As she bathed and tended to his wounded side Sláine grew more and more certain what that first frisson he had felt at her touch meant. It was a silent agreement between them: a secret pact.
Niamh pressed a poultice against the bruise. It stung but he wasn't about to make a sound. He bit down on his lower lip and stared straight ahead at the wall. He was Red Branch. He would not allow himself to be mocked by a woman, no matter how enchanting she was.
He caught her hand as she wound the bandage around his chest.
She looked up at him.
She was a delicate thing. He remembered at first mistaking her for one of the Sidhe. It was not an unreasonable misconception. Her features were so fine, sharp even, giving her the haughty aspect of one of the fey folk. He tangled his fingers in her hair and savoured the way her lips parted in a slight surprised sigh as he tilted her head back. Her tongue flickered across her lips nervously.
"Don't worry," he said reassuringly. "I've done this before."
She laughed at that, leaving him no option but to kiss her to shut her up.

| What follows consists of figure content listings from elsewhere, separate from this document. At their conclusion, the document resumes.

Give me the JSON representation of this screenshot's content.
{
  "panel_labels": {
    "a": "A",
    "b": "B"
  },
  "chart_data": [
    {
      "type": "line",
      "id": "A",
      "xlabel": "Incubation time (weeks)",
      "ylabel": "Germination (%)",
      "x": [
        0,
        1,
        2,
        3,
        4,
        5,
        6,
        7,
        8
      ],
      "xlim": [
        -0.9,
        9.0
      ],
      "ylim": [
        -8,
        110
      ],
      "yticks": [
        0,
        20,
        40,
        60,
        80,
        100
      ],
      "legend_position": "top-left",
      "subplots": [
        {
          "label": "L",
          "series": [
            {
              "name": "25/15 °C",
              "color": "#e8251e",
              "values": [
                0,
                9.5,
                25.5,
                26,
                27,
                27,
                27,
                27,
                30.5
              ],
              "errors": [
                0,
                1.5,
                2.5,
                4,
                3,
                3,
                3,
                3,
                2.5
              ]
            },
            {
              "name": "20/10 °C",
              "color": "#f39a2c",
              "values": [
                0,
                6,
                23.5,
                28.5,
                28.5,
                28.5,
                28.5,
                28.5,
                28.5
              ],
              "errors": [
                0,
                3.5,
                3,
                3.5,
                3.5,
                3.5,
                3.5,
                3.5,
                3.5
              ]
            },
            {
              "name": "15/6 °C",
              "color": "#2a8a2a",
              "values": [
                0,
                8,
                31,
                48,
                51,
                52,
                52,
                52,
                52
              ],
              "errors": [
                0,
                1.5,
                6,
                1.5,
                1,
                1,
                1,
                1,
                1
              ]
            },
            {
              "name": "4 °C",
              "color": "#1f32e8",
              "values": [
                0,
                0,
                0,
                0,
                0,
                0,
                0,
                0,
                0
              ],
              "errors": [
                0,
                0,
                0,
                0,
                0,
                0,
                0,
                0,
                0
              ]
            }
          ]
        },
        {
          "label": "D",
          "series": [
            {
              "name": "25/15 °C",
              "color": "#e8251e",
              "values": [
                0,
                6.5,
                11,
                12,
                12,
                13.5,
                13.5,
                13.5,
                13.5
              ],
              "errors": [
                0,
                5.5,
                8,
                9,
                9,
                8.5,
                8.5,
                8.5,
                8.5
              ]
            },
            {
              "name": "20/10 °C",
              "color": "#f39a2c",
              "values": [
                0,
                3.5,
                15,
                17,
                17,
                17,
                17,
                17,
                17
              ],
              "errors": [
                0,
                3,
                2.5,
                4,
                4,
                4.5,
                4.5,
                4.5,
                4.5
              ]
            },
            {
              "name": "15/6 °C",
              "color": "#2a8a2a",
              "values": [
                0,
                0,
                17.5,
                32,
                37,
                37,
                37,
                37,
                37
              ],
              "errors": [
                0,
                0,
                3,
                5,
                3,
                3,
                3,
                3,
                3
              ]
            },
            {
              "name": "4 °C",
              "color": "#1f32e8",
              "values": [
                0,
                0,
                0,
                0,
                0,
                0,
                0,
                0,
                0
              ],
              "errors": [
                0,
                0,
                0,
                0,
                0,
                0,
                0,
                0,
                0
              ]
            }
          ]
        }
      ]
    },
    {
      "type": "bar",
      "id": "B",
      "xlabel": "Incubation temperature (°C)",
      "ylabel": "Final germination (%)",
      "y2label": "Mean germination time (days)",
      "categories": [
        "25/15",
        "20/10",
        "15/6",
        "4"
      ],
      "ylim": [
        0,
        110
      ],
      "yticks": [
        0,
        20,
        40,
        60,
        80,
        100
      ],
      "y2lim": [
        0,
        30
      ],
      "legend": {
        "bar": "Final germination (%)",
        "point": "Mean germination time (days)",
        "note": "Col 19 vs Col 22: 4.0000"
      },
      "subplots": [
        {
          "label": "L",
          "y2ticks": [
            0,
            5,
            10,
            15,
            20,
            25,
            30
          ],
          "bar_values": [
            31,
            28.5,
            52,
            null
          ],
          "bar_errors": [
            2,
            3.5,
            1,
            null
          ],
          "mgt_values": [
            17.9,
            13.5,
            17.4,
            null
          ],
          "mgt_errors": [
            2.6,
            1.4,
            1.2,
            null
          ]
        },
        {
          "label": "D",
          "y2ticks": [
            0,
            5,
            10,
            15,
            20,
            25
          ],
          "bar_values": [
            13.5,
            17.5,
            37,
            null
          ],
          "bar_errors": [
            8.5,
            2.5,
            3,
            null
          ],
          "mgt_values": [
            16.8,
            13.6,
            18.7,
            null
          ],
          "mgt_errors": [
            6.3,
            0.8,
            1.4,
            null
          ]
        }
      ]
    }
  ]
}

Sláine gave himself to the kiss, tasting her on his tongue.
She was different to Brighid. He hadn't really expected her to be the same, but her tongue was more urgent, more desperate and far less assured than the Daughter of Danu's but for all that it was more intoxicating.
The difference, he knew, would be his downfall.
At first it had been lust, pure and simple, and glorious.
They were like animals, reduced to the most primal level of action and reaction. They touched, probed, explored and satisfied each other in ways neither had imagined. He found himself drawn to her again and again, knowing that any night the warlord and the king might return from their mission but he didn't care. For now he came to Niamh with impunity. He sought her company to satisfy the aching need inside him that had been there ever since the skull-swords came to Murias.